The contingency weekend is this weekend so I am working!


----------



## Nidana

I'm going but not received my ticket yet.


----------



## Nem

All tickets have been sent out via email.
Can you check your email and if not drop a message to [email protected] for us to check.
Thanks.


----------



## Curlytoppz

Great to meet some of you today. The cruise to Matlock was fabulous, put smiles on a lot peoples faces when we all passed them. Look forward to meeting more of you tomorrow.


----------



## Nem

That’s the only bit I missed out on leading the pack, didn’t get to see peoples reactions when 25 of the same car went by!

Was a great run out, glad everyone enjoyed the route!


----------



## RAB

Has anyone got photos?

I am gutted I missed it. I like a good drive to Matlock Bath, we do it a few times a year.

We did it more when I was a biker. Nice roads and scenery.


----------



## Curlytoppz

We have plenty of pics and videos. Will share them after tomorrows event.


----------



## Curlytoppz

Wow. What an amazing weekend. Big up to the people who organised this, it can’t have been easy. We had a great time, really epic. When is the next 😉


----------



## maTTpricey

Hi all
Have just registered as picked up my new limited edition 2019 TT20 today. Any plans for upcoming events in the Midlands area?


----------



## darrylmg

maTTpricey said:


> Hi all
> Have just registered as picked up my new limited edition 2019 TT20 today. Any plans for upcoming events in the Midlands area?


Congrats. What spec?

I've been looking on here: Upcoming UK Car Events - Car Calendar
Not sure exactly if has _all_ events. 
Caffeine & Machine is midlands. 

I went to EvenTT22 and it was great. Was a fair old drive though. I'm South West (just).
I'm trying to save my pennies so I can afford the fuel for Quattrophenia 🤞


----------



## maTTpricey

darrylmg said:


> Congrats. What spec?
> 
> I've been looking on here: Upcoming UK Car Events - Car Calendar
> Not sure exactly if has _all_ events.
> Caffeine & Machine is midlands.
> 
> I went to EvenTT22 and it was great. Was a fair old drive though. I'm South West (just).
> I'm trying to save my pennies so I can afford the fuel for Quattrophenia 🤞


Thanks Darryl, will check that caffeine and machine out.
I got the 20 year anniversary model which is a 2.0L 245 tfsi Quattro limited to 999 built and only 150 for the UK. Mine is 643/999. Slightly different styling, moccasin tan leather interior with baseball stiching and limited edition colour and wheels which was only on the TT20 anniversary.
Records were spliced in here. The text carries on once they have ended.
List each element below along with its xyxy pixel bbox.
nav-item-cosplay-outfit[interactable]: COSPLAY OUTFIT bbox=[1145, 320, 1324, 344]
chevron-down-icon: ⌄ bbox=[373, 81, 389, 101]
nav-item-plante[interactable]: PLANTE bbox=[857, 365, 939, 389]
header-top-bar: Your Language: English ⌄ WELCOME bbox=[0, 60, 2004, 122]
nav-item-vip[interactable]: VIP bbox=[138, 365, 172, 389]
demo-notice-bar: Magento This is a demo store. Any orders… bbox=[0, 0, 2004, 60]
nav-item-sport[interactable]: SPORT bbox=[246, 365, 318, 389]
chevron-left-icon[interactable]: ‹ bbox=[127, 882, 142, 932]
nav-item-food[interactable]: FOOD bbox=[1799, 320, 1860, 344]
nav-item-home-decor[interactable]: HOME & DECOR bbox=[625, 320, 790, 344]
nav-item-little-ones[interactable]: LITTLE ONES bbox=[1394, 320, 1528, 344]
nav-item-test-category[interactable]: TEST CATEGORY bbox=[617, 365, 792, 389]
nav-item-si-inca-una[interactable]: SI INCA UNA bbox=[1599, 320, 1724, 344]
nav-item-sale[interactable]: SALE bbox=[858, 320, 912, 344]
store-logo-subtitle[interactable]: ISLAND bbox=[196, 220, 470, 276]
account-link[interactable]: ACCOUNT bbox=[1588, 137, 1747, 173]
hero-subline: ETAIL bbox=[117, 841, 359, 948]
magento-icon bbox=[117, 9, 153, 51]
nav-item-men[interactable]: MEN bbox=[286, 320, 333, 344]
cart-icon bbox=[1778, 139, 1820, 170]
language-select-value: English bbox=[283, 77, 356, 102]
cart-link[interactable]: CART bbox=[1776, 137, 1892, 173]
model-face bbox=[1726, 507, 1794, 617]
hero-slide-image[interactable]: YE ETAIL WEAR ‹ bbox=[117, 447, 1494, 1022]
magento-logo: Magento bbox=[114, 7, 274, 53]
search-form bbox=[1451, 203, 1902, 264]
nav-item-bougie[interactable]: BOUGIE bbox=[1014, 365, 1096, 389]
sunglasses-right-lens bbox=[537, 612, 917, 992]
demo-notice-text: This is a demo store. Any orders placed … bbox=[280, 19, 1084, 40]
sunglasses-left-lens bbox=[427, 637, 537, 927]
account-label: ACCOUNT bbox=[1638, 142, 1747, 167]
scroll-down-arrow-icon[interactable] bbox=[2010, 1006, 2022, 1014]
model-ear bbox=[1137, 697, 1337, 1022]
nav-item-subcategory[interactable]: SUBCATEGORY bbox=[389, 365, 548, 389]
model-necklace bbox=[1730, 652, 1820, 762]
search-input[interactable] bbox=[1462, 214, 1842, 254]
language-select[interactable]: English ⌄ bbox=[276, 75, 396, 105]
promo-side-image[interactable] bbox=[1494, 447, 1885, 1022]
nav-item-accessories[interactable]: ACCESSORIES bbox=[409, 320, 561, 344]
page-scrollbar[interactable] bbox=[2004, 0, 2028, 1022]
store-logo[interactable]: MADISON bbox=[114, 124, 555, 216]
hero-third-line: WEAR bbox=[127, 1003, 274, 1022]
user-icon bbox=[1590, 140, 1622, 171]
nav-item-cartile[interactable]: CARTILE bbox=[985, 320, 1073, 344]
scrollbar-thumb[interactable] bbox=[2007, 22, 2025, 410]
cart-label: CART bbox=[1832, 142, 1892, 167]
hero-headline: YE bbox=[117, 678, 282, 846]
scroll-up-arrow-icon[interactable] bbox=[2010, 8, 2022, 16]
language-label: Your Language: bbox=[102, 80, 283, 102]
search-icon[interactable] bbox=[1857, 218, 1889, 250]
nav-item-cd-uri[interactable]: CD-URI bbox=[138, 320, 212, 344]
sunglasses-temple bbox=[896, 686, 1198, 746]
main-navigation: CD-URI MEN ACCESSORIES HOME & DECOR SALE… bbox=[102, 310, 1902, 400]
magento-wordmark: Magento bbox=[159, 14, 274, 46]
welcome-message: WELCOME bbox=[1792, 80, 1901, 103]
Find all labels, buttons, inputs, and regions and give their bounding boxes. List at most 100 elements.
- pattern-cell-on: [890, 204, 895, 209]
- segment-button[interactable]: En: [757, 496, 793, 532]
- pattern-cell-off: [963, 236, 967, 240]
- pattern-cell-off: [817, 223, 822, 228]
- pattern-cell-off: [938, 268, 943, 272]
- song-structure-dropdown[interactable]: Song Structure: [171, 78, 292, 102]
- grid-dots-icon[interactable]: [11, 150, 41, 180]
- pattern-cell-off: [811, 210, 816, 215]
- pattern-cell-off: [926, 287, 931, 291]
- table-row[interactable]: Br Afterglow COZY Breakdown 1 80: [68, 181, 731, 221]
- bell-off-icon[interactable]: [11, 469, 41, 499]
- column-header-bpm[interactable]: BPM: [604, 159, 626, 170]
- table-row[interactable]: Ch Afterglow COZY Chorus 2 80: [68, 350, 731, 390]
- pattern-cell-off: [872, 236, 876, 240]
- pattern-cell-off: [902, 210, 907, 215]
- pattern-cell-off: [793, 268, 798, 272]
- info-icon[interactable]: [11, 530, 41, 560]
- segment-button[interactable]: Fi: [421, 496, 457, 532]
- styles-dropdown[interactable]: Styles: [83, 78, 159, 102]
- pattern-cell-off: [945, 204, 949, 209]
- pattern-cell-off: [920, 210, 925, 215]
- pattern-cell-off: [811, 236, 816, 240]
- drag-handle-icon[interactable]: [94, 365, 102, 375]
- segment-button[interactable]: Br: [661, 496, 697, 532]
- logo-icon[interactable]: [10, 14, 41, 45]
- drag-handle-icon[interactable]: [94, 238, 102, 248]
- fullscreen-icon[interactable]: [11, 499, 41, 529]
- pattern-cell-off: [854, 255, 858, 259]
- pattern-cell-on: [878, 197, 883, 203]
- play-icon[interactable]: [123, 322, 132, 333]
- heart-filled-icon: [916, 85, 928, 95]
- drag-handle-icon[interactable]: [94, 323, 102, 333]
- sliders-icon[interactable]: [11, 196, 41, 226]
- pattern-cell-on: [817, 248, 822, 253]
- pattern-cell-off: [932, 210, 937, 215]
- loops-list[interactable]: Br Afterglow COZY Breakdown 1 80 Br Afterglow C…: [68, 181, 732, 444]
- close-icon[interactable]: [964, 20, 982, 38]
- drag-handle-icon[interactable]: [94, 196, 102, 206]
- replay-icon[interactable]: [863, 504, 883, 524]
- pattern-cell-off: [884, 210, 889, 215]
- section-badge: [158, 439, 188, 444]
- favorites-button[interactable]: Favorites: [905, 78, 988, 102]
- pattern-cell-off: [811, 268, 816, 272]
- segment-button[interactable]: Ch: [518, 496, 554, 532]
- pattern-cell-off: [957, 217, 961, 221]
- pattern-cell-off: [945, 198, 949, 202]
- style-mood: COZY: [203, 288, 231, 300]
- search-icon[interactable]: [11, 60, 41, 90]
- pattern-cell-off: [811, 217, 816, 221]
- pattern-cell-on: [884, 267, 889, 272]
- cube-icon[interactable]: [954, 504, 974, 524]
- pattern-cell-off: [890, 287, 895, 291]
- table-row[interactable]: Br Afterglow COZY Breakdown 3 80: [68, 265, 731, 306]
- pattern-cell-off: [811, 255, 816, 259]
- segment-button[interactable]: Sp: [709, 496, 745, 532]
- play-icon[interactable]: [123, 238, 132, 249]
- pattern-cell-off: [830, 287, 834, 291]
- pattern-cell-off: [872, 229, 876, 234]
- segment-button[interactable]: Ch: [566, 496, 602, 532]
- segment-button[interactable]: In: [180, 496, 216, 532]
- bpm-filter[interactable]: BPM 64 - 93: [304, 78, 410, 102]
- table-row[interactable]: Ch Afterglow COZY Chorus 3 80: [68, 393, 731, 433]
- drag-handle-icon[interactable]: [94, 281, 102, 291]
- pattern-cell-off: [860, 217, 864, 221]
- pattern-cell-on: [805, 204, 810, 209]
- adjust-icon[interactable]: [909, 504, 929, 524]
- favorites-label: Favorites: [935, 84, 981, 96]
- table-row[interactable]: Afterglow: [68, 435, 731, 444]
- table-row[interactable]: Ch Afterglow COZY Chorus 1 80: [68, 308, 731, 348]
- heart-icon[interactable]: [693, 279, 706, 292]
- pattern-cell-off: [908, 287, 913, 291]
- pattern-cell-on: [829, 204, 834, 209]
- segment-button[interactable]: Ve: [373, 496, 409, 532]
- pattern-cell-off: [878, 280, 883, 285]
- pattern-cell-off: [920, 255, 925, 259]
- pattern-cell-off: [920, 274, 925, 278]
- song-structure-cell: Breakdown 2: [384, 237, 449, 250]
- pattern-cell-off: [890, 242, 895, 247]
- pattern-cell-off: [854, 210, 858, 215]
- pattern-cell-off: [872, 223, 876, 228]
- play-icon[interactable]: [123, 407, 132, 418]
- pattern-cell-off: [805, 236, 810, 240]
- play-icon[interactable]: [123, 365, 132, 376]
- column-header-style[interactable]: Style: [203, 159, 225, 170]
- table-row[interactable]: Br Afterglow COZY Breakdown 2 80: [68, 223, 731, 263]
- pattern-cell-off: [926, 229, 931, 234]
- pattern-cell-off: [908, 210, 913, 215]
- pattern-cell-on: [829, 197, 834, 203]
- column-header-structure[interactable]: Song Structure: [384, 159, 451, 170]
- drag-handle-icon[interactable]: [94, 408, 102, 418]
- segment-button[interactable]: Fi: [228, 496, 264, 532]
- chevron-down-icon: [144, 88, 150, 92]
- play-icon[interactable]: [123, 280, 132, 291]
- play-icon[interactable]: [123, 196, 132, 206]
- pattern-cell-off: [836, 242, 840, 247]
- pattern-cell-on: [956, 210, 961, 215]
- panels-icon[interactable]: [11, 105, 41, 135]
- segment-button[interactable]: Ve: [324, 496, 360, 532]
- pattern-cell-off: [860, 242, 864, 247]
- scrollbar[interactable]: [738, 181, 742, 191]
Hope to see some enthusiasts at future events 👍💪🏼


----------



## RAB

I can vouch for Caffeine and Machine. We go a few times a year and its brilliant. They have themed evenings and weekends.

Of a weekend have to book in advance with a time slot.

It would be a good centralish location for a little TT meet up. It's just south of Stratford-upon-Avon in a place called Ettington 



https://caffeineandmachine.com/




Booking



https://caffeineandmachine.com/events/


----------